In-situ monitoring of pitting corrosion of AZ31 magnesium alloy by combining electrochemical noise and acoustic emission techniques

• Published in: Journal of alloys and compounds Vol. 878; p. 160334
• Main Authors: Zhang, Zhen, Zhao, Zhanyong, Bai, Peikang, Li, Xiaofeng, Liu, Bin, Tan, Jibo, Wu, Xinqiang
• Format: Journal Article
• Language: English
• Published: Lausanne Elsevier B.V 15.10.2021; Elsevier BV
• Subjects: Acoustic emission; Acoustic noise; Corrosion; Corrosion mechanisms; Electrochemical noise; Emission analysis; Magnesium alloy; Magnesium base alloys; Noise monitoring; Parameter identification; Pitting corrosion; Pollution monitoring; Signal classification; Electrochemical noise; Acoustic emission; Pitting corrosion; Magnesium alloy
• ISSN: 0925-8388; 1873-4669
• DOI: 10.1016/j.jallcom.2021.160334

●Pitting corrosion of AZ31 Mg alloy was in-situ monitored under nature corrosion state by combining EN and AE techniques.●Three corrosion stages were identified according to EN and AE analysis results.●Detailed relationship between EN and AE parameters and different corrosion mechanisms is discussed. Pitting corrosion of AZ31 magnesium (Mg) alloy was in-situ monitored by combining electrochemical noise (EN) and acoustic emission (AE) techniques. The EN signals were analyzed by transient shape observation, Hilbert spectrum and recurrence quantification analysis (RQA) based on recurrence plot (RP).
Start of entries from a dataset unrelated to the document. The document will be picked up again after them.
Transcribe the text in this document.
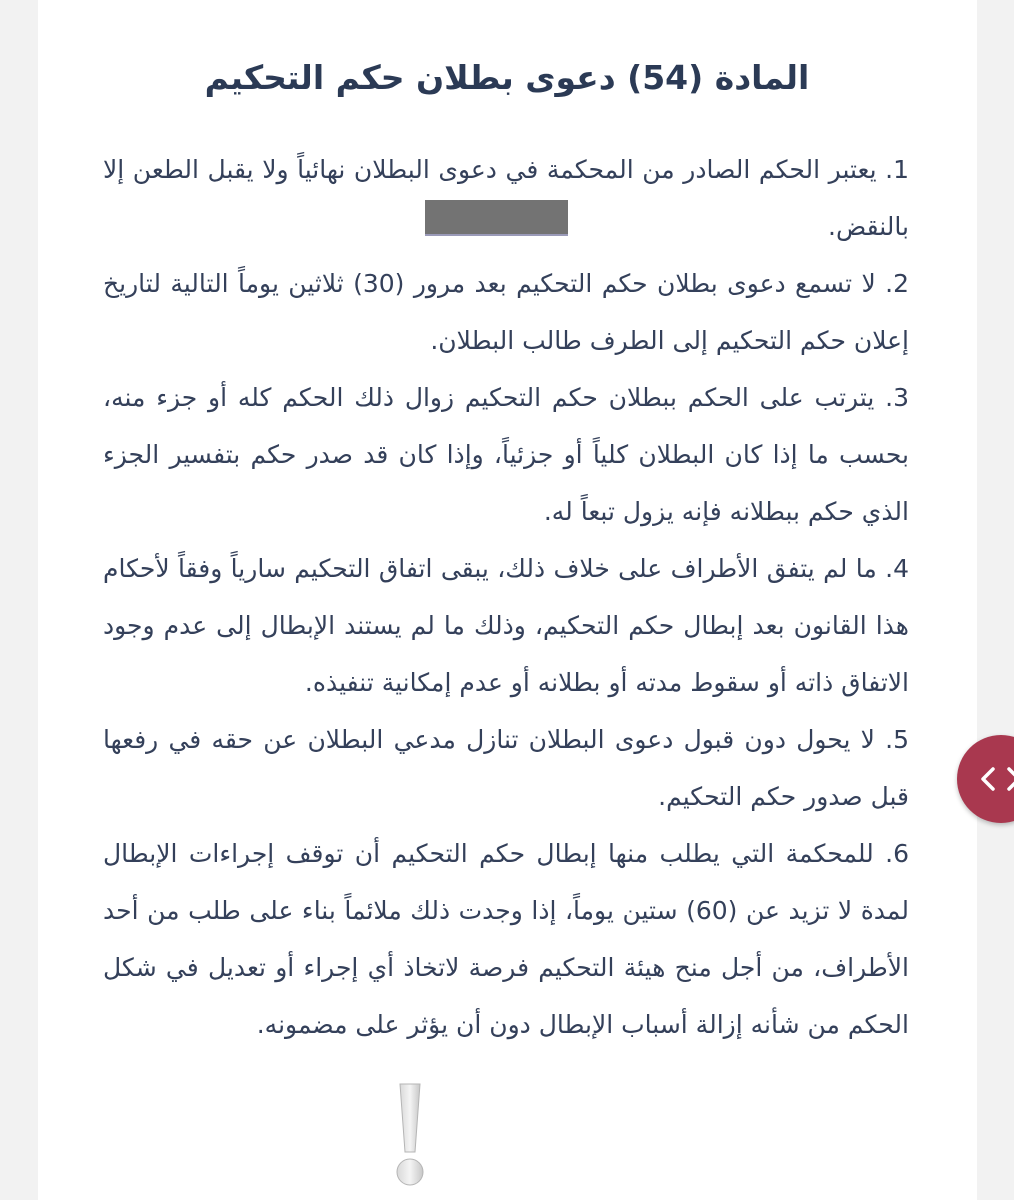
المادة (54) دعوى بطلان حكم التحكيم

1. يعتبر الحكم الصادر من المحكمة في دعوى البطلان نهائياً ولا يقبل الطعن إلا بالنقض.

2. لا تسمع دعوى بطلان حكم التحكيم بعد مرور (30) ثلاثين يوماً التالية لتاريخ إعلان حكم التحكيم إلى الطرف طالب البطلان.

3. يترتب على الحكم ببطلان حكم التحكيم زوال ذلك الحكم كله أو جزء منه، بحسب ما إذا كان البطلان كلياً أو جزئياً، وإذا كان قد صدر حكم بتفسير الجزء الذي حكم ببطلانه فإنه يزول تبعاً له.

4. ما لم يتفق الأطراف على خلاف ذلك، يبقى اتفاق التحكيم سارياً وفقاً لأحكام هذا القانون بعد إبطال حكم التحكيم، وذلك ما لم يستند الإبطال إلى عدم وجود الاتفاق ذاته أو سقوط مدته أو بطلانه أو عدم إمكانية تنفيذه.

5. لا يحول دون قبول دعوى البطلان تنازل مدعي البطلان عن حقه في رفعها قبل صدور حكم التحكيم.

6. للمحكمة التي يطلب منها إبطال حكم التحكيم أن توقف إجراءات الإبطال لمدة لا تزيد عن (60) ستين يوماً، إذا وجدت ذلك ملائماً بناء على طلب من أحد الأطراف، من أجل منح هيئة التحكيم فرصة لاتخاذ أي إجراء أو تعديل في شكل الحكم من شأنه إزالة أسباب الإبطال دون أن يؤثر على مضمونه.
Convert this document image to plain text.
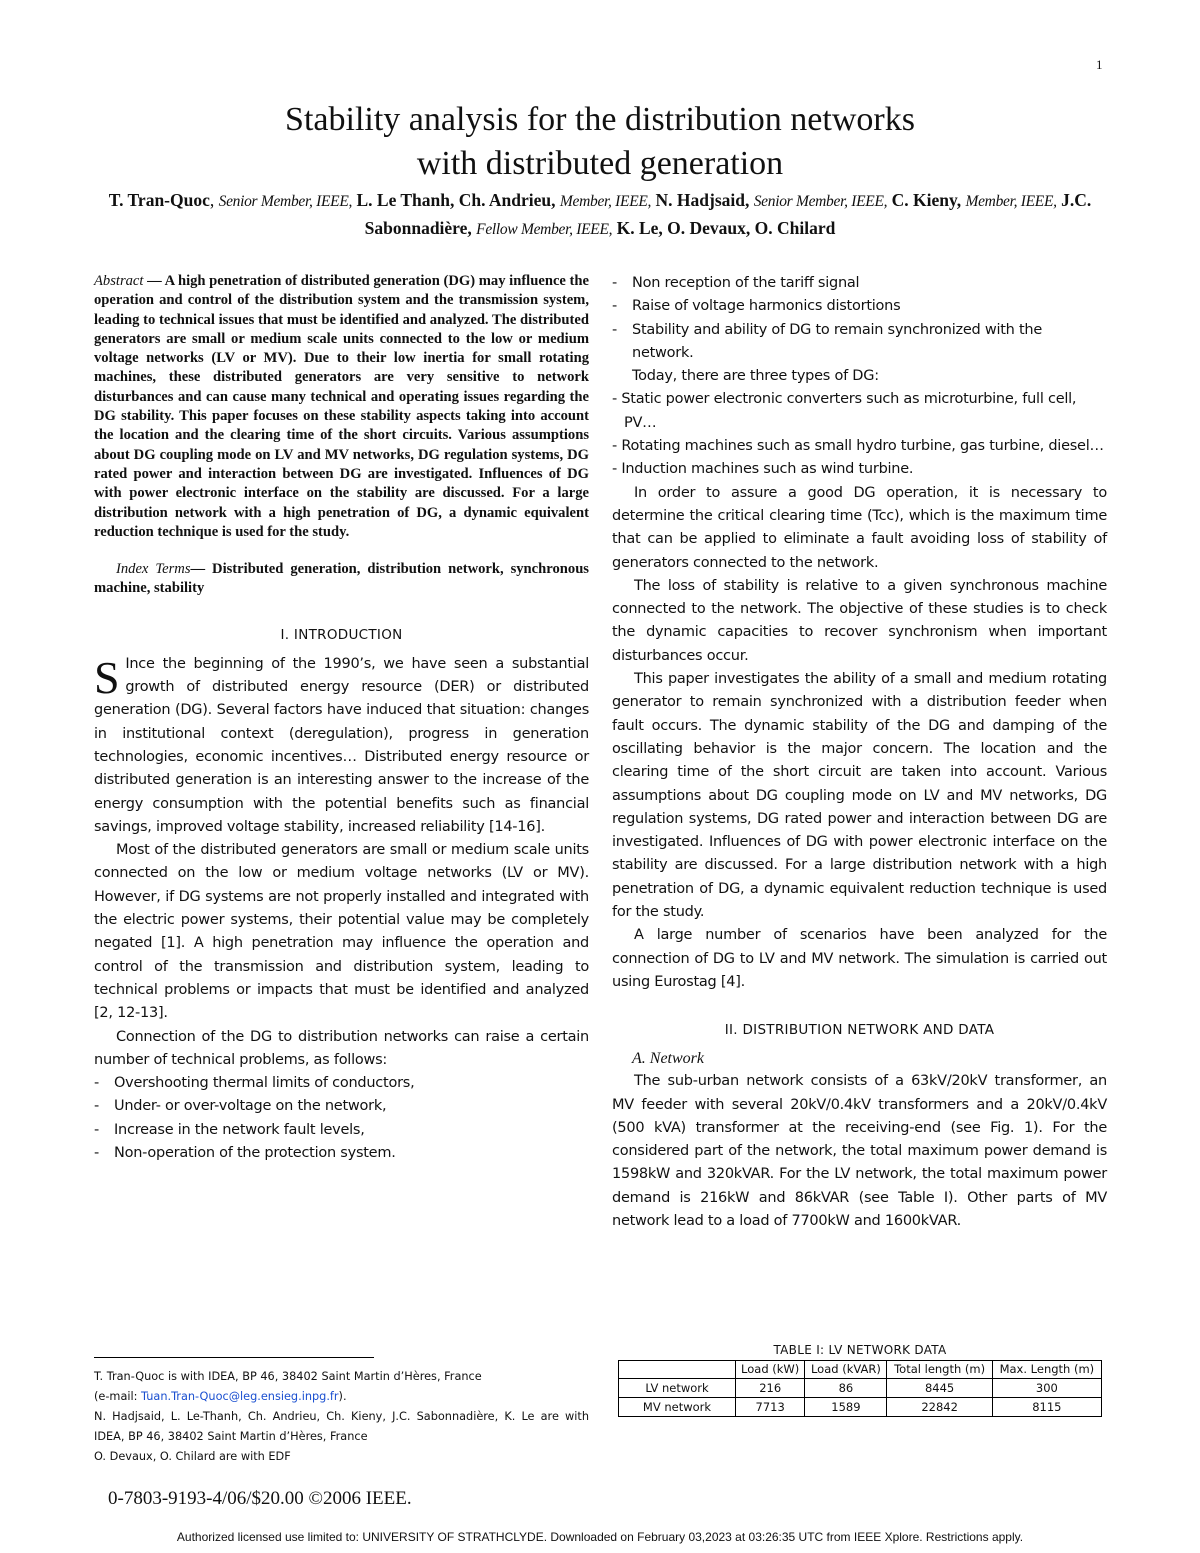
1
Stability analysis for the distribution networks
with distributed generation
T. Tran-Quoc, Senior Member, IEEE, L. Le Thanh, Ch. Andrieu, Member, IEEE, N. Hadjsaid, Senior Member, IEEE, C. Kieny, Member, IEEE, J.C. Sabonnadière, Fellow Member, IEEE, K. Le, O. Devaux, O. Chilard

Abstract — A high penetration of distributed generation (DG) may influence the operation and control of the distribution system and the transmission system, leading to technical issues that must be identified and analyzed. The distributed generators are small or medium scale units connected to the low or medium voltage networks (LV or MV). Due to their low inertia for small rotating machines, these distributed generators are very sensitive to network disturbances and can cause many technical and operating issues regarding the DG stability. This paper focuses on these stability aspects taking into account the location and the clearing time of the short circuits. Various assumptions about DG coupling mode on LV and MV networks, DG regulation systems, DG rated power and interaction between DG are investigated. Influences of DG with power electronic interface on the stability are discussed. For a large distribution network with a high penetration of DG, a dynamic equivalent reduction technique is used for the study.

Index Terms— Distributed generation, distribution network, synchronous machine, stability

I. INTRODUCTION

S Ince the beginning of the 1990’s, we have seen a substantial growth of distributed energy resource (DER) or distributed generation (DG). Several factors have induced that situation: changes in institutional context (deregulation), progress in generation technologies, economic incentives… Distributed energy resource or distributed generation is an interesting answer to the increase of the energy consumption with the potential benefits such as financial savings, improved voltage stability, increased reliability [14-16].

Most of the distributed generators are small or medium scale units connected on the low or medium voltage networks (LV or MV). However, if DG systems are not properly installed and integrated with the electric power systems, their potential value may be completely negated [1]. A high penetration may influence the operation and control of the transmission and distribution system, leading to technical problems or impacts that must be identified and analyzed [2, 12-13].

Connection of the DG to distribution networks can raise a certain number of technical problems, as follows:

- Overshooting thermal limits of conductors,

- Under- or over-voltage on the network,

- Increase in the network fault levels,

- Non-operation of the protection system.

T. Tran-Quoc is with IDEA, BP 46, 38402 Saint Martin d’Hères, France

(e-mail: Tuan.Tran-Quoc@leg.ensieg.inpg.fr).

N. Hadjsaid, L. Le-Thanh, Ch. Andrieu, Ch. Kieny, J.C. Sabonnadière, K. Le are with IDEA, BP 46, 38402 Saint Martin d’Hères, France

O. Devaux, O. Chilard are with EDF

- Non reception of the tariff signal

- Raise of voltage harmonics distortions

- Stability and ability of DG to remain synchronized with the network.

Today, there are three types of DG:

- Static power electronic converters such as microturbine, full cell, PV…

- Rotating machines such as small hydro turbine, gas turbine, diesel…

- Induction machines such as wind turbine.

In order to assure a good DG operation, it is necessary to determine the critical clearing time (Tcc), which is the maximum time that can be applied to eliminate a fault avoiding loss of stability of generators connected to the network.

The loss of stability is relative to a given synchronous machine connected to the network. The objective of these studies is to check the dynamic capacities to recover synchronism when important disturbances occur.

This paper investigates the ability of a small and medium rotating generator to remain synchronized with a distribution feeder when fault occurs. The dynamic stability of the DG and damping of the oscillating behavior is the major concern. The location and the clearing time of the short circuit are taken into account. Various assumptions about DG coupling mode on LV and MV networks, DG regulation systems, DG rated power and interaction between DG are investigated. Influences of DG with power electronic interface on the stability are discussed. For a large distribution network with a high penetration of DG, a dynamic equivalent reduction technique is used for the study.

A large number of scenarios have been analyzed for the connection of DG to LV and MV network. The simulation is carried out using Eurostag [4].

II. DISTRIBUTION NETWORK AND DATA

A. Network

The sub-urban network consists of a 63kV/20kV transformer, an MV feeder with several 20kV/0.4kV transformers and a 20kV/0.4kV (500 kVA) transformer at the receiving-end (see Fig. 1). For the considered part of the network, the total maximum power demand is 1598kW and 320kVAR. For the LV network, the total maximum power demand is 216kW and 86kVAR (see Table I). Other parts of MV network lead to a load of 7700kW and 1600kVAR.

TABLE I: LV NETWORK DATA
	Load (kW)	Load (kVAR)	Total length (m)	Max. Length (m)
LV network	216	86	8445	300
MV network	7713	1589	22842	8115
0-7803-9193-4/06/$20.00 ©2006 IEEE.
Authorized licensed use limited to: UNIVERSITY OF STRATHCLYDE. Downloaded on February 03,2023 at 03:26:35 UTC from IEEE Xplore. Restrictions apply.
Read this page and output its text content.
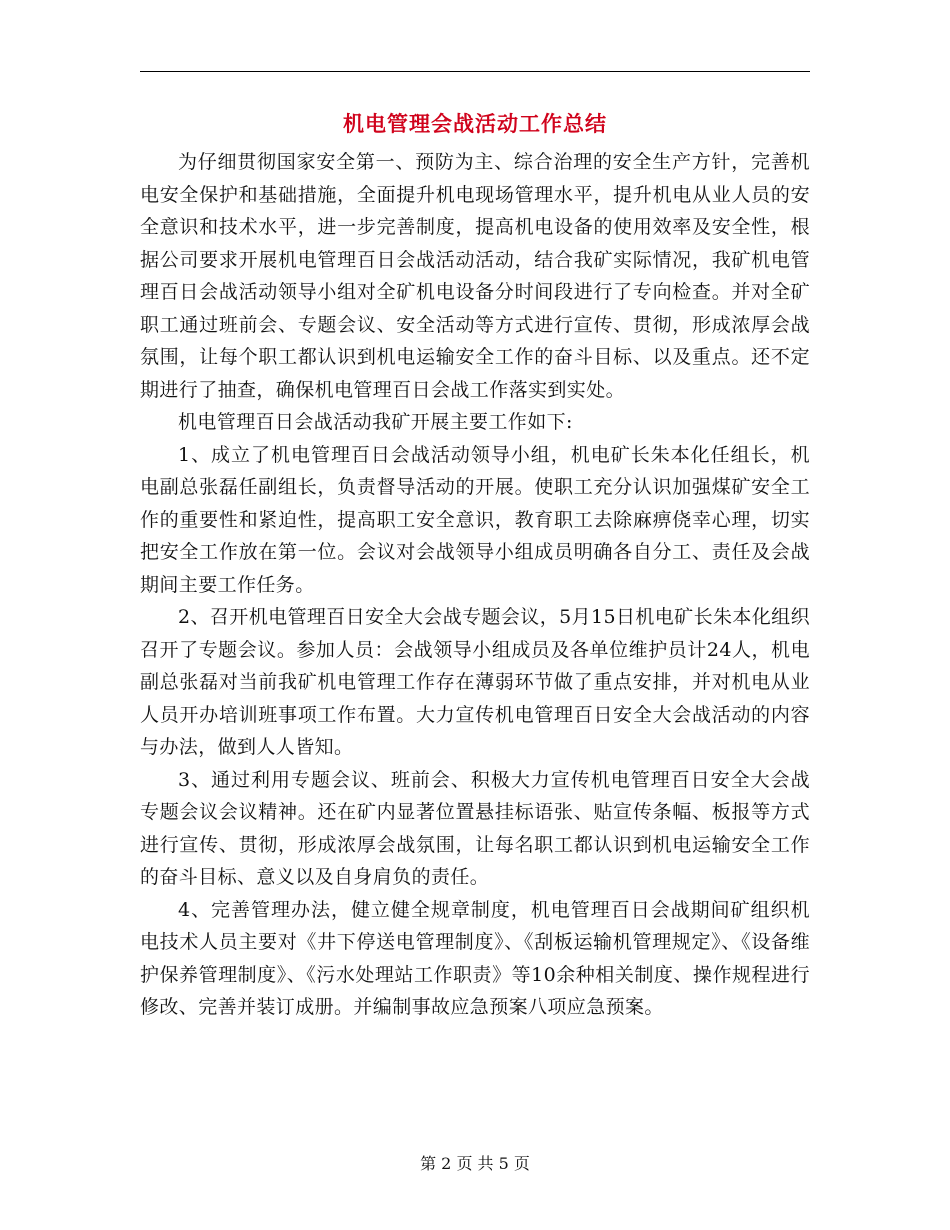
机电管理会战活动工作总结

为仔细贯彻国家安全第一、预防为主、综合治理的安全生产方针，完善机电安全保护和基础措施，全面提升机电现场管理水平，提升机电从业人员的安全意识和技术水平，进一步完善制度，提高机电设备的使用效率及安全性，根据公司要求开展机电管理百日会战活动活动，结合我矿实际情况，我矿机电管理百日会战活动领导小组对全矿机电设备分时间段进行了专向检查。并对全矿职工通过班前会、专题会议、安全活动等方式进行宣传、贯彻，形成浓厚会战氛围，让每个职工都认识到机电运输安全工作的奋斗目标、以及重点。还不定期进行了抽查，确保机电管理百日会战工作落实到实处。

机电管理百日会战活动我矿开展主要工作如下:

1、成立了机电管理百日会战活动领导小组，机电矿长朱本化任组长，机电副总张磊任副组长，负责督导活动的开展。使职工充分认识加强煤矿安全工作的重要性和紧迫性，提高职工安全意识，教育职工去除麻痹侥幸心理，切实把安全工作放在第一位。会议对会战领导小组成员明确各自分工、责任及会战期间主要工作任务。

2、召开机电管理百日安全大会战专题会议，5月15日机电矿长朱本化组织召开了专题会议。参加人员：会战领导小组成员及各单位维护员计24人，机电副总张磊对当前我矿机电管理工作存在薄弱环节做了重点安排，并对机电从业人员开办培训班事项工作布置。大力宣传机电管理百日安全大会战活动的内容与办法，做到人人皆知。

3、通过利用专题会议、班前会、积极大力宣传机电管理百日安全大会战专题会议会议精神。还在矿内显著位置悬挂标语张、贴宣传条幅、板报等方式进行宣传、贯彻，形成浓厚会战氛围，让每名职工都认识到机电运输安全工作的奋斗目标、意义以及自身肩负的责任。

4、完善管理办法，健立健全规章制度，机电管理百日会战期间矿组织机电技术人员主要对《井下停送电管理制度》、《刮板运输机管理规定》、《设备维护保养管理制度》、《污水处理站工作职责》等10余种相关制度、操作规程进行修改、完善并装订成册。并编制事故应急预案八项应急预案。

第 2 页 共 5 页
AE characteristic parameters including rise time, amplitude, absolute energy and peak count were adopted to classify the AE signals. According to the mutual information obtained by EN and AE measurements, three corrosion stages including film-forming process, pit initiation and pit propagation can be identified. The detailed relationship between the AE and EN parameters and different corrosion mechanisms is discussed. The main contribution of present study is to provide a feasible method to effectively monitor the self-corrosion process of Mg alloy.